In May 1925, Noëlle and D. J. Davies moved to Wales. She worked as an educator, lecturer, and author. She also worked, along with her husband, to develop economic policy for the newly-established Welsh National Party (which later became Plaid Cymru). During this time, she travelled to France, Belgium, and Germany.

In 1931, they moved to a country house called Pantybeiliau, sited between Brynmawr and the village of Gilwern. They planned to set up a Welsh Folk High School for unemployed young men and women, with the curriculum covering world history, the cultural life of Wales and various crafts. In 1934, they received government funding, allowing the school to open for its first term. However, the Ministry of Labour's financial support was withdrawn, and the school was forced to close in 1935.

Davies could speak and write in at least five languages, and she was a poet from a young age. Her published writings covered a wide range of topics, including education, history, and Welsh political and economic matters, often with undertones of Irish nationalism.

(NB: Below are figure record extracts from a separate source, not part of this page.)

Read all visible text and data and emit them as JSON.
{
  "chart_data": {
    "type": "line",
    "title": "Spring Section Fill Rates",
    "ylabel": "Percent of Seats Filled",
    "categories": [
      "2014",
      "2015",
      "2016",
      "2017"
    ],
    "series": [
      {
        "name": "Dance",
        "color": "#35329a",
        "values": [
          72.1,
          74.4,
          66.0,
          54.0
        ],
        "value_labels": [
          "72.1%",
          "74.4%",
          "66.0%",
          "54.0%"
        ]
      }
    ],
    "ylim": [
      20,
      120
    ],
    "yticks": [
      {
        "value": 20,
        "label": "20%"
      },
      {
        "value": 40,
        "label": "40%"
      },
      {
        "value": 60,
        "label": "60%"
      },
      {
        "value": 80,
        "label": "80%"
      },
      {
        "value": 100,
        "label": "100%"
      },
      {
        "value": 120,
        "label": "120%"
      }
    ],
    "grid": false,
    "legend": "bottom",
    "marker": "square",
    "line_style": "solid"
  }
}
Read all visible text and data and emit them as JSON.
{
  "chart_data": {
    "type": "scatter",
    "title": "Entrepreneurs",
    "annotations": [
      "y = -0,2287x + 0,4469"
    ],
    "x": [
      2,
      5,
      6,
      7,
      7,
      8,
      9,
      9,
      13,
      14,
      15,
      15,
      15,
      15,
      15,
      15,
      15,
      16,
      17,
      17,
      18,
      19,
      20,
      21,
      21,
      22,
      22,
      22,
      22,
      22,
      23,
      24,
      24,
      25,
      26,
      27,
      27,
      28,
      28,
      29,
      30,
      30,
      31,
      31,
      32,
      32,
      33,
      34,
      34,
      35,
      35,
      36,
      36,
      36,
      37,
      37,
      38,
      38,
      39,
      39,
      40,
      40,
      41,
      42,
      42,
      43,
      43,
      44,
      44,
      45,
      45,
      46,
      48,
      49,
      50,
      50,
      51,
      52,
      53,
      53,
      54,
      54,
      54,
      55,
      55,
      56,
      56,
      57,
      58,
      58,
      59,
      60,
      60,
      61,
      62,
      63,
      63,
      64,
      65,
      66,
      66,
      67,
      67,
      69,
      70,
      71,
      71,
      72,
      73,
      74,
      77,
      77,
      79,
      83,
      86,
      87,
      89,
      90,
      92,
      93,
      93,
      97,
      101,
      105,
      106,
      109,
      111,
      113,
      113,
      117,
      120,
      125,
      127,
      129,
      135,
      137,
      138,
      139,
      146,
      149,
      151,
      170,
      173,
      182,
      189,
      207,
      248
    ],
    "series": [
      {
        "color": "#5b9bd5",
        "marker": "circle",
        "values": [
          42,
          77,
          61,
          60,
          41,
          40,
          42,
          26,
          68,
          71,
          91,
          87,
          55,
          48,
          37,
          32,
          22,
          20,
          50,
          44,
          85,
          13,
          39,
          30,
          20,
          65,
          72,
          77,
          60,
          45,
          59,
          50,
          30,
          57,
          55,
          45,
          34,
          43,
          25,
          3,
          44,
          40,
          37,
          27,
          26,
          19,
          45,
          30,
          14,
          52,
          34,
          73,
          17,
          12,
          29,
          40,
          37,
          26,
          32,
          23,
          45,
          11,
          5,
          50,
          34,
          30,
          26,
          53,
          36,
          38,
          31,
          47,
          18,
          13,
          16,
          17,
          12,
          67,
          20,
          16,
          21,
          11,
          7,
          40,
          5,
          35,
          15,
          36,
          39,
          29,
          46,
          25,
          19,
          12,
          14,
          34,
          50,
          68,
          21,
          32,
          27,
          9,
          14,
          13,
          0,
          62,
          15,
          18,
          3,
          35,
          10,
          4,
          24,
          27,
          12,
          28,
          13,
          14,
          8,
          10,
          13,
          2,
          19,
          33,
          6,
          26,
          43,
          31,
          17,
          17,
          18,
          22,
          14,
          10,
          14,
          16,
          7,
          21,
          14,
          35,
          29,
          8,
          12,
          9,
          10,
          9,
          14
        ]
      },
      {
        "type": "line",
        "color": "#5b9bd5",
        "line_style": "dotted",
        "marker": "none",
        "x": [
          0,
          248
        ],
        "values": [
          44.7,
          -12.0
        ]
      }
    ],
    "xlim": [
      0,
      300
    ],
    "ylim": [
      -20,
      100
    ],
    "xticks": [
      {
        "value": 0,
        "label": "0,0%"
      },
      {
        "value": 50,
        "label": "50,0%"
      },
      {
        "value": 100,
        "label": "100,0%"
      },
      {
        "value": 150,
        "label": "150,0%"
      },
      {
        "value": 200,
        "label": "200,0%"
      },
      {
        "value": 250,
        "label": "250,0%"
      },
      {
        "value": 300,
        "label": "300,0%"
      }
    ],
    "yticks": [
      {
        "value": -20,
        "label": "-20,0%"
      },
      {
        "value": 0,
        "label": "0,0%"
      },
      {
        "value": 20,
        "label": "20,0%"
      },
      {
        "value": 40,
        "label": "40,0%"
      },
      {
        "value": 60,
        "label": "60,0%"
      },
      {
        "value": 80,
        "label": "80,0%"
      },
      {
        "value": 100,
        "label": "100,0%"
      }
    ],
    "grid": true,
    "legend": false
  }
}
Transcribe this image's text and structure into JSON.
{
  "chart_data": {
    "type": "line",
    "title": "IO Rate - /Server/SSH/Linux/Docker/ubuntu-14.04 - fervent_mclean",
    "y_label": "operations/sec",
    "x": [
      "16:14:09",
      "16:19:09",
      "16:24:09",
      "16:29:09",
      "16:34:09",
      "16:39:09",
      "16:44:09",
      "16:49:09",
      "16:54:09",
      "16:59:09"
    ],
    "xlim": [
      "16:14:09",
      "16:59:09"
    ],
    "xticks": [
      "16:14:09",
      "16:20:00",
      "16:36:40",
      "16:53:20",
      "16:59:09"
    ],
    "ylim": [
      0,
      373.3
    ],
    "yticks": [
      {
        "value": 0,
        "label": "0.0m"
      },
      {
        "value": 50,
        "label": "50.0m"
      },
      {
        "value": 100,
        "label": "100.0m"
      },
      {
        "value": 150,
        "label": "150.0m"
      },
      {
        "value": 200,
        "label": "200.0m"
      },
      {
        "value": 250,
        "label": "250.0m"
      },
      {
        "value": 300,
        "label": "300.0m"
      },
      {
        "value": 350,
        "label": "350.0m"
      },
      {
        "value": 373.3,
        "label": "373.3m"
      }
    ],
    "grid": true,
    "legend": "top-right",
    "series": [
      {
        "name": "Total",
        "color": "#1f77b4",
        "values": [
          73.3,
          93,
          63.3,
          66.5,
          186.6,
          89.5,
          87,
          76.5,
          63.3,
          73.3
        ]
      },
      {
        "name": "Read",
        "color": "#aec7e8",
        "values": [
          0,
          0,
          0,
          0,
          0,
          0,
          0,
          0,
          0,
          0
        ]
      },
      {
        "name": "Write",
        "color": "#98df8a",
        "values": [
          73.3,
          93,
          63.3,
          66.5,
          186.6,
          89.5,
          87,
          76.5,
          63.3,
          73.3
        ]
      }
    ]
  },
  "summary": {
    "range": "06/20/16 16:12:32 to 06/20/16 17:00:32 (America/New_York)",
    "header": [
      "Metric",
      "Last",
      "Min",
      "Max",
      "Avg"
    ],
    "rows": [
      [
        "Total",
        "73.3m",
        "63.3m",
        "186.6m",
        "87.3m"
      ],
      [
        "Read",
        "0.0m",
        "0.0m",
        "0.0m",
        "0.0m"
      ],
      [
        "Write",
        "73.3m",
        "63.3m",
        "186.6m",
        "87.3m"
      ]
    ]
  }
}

In 1931, she published a book on N. F. S. Grundtvig called Education for Life, A Danish Pioneer. She published a collection of her poems, Middle Country, in 1936.

== Later years and death ==
After her husband's death in 1956, Davies moved to Greystones, County Wicklow. She was a founding member of several progressive civic organisations, including the Celtic League (1961) and the Irish Anti-Apartheid Movement (1964). In 1957, she was involved in the People's School of Ireland (Daonscoil na hEireann), and she funded scholarships in the 1960s and 1970s to enable young members of Plaid Cymru to attend summer courses in Europe.

Davies moved back to her family's farm, Bushy Park, in the 1970s, where she lived until her death on 14 February 1983.